Le chroniqueur Mark Cohen, du magazine Forbes
Le chroniqueur Mark Cohen, du magazine Forbes
Ce que valent vraiment les services d'un avocat est une question d'autant plus pertinente que la profession évolue en dehors des règles normales du marché.

C'est du moins ce que plaide le chroniqueur Mark Cohen, du magazine Forbes. « Le fait que les avocats opèrent selon une logique de guilde, et non selon les règles de la concurrence, est la raison première pour laquelle les avocats coûtent si cher », écrit Mark Cohen.

Il n'est pas le premier venu : ex-adjoint du procureur général des États-Unis, associé directeur et fondateur de la boutique litige Mark A. Cohen & Associates, il est présentement Fellow à la Pritzker School of Law à l'Université Northwestern.

Une guilde, rappelons-le, est une association professionnelle de personnes pratiquant une activité commune, qui militent pour des règles et des privilèges spécifiques, protégés par l'État.

Ainsi, contrairement aux autres industries, le droit facture sans pourtant garantir des résultats, et facture d'ailleurs de plus en plus cher malgré qu'il y ait de plus en plus d'avocats.

Et c'est cette mentalité de guilde qui afflige les avocats et les empêchent de se rendre à l'évidence : « les avocats sont les seuls à ne pas avoir compris qu'ils coûtent trop cher », et que leurs tarifs sont sans commune mesure avec la valeur réelle des services rendus.

Plus de concurrence des «non-avocats»

C'est que le marché des services juridiques a changé : l'ère numérique, notamment, rend l'expertise juridique de moins en moins exclusive aux seuls avocats, et la concurrence féroce existant dans la prestation de services juridiques -gestion documentaire, recherche, rédaction, etc.- forcent les cabinets à revoir leur modèle d'affaire.

Sauf que le vieux réflexe demeure : « Les avocats continuent de croire qu'ils sont les seuls à faire ce qu'ils font, et le système professionnel en place, dont la rigidité est un prétexte pour protéger les consommateurs contre les filous, mine l'innovation », soutient Mark Cohen.

Les avocats résistent aux changements qui leur permettrait d'augmenter leur efficience dans la prestation de service, de réduire leurs coûts d'opération et ainsi rendre leurs services plus accessibles.

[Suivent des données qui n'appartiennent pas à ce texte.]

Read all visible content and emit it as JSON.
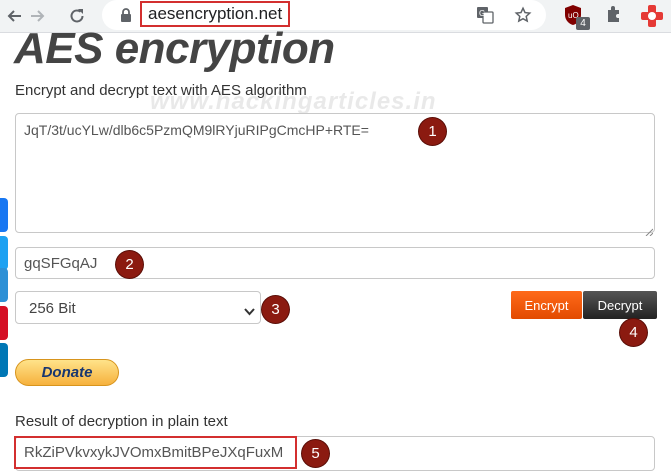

Et ce, parce que « la culture juridique est ancrée dans les précédents, et non dans l'innovation ».

Pourtant, « le marché juridique passe d'un paradigme où seuls les avocats offrent des services spécialisés à une offre numérique où l'expertise juridique s'appuie sur des technologies qui font le travail mieux, plus rapidement et à moindre coût », poursuit Mark Cohen.

Résultat : les clients, qui déterminent de plus en plus par eux-mêmes ce qui constitue un problème juridique et ce qui requiert les services d'un avocat, sont de plus en plus réticents à payer des honoraires importants pour toutes les tâches d'un avocat. Rédiger des correspondances, faire de la recherche, négocier un règlement ou plaider devant un juge ne s'équivalent pas.

« Dans un marché de plus en plus segmenté, les clients vont sortir leur chéquier pour des services spécialisés, mais pas pour des services juridiques. En d'autres mots, la pratique est en baisse tandis que la distribution de produits et services juridiques est en hausse. »

Les clients en veulent pour leur argent

Le modèle traditionnel, qui repose sur les heures facturées et l'apport de nouveaux clients, ne tient aucunement compte de ce qui se passe dans le vrai monde, alors que le prix d'un service est fonction des résultats finaux. Et de sa valeur.

Les clients veulent en avoir pour leur argent, ce dont peu de cabinets se préoccupent, déplore Mark Cohen.

Au cœur de cette inaptitude à s'adapter aux règles du libre marché, on trouve le modèle traditionnel d'association : au contraire d'une entreprise, aucune mesure n'incite les associés d'un cabinet à réinvestir du capital dans l'innovation, la productivité, l'avantage concurrentiel. « Les vieux cabinets n'ont pas d'incitatifs à investir dans l'avenir de la firme, et cela creuse le fossé générationnel avec les plus jeunes associés, en plus de décourager l'innovation », observe Mark Cohen.

Il appelle la profession à s'adapter : les avocats doivent réduire leur cycle de production, rationaliser leurs opérations, réduire leurs coûts, respecter les budgets, proposer des outils pour remplacer certains services, et ils devront automatiser leurs processus.

« Ils seront rémunérés en fonction de l'atteinte de ces objectifs, et non plus en fonction des heures passées. »

C’est ce que les clients veulent. Et c'est ce qui rendra la justice accessible au plus grand nombre, conclut Mark Cohen.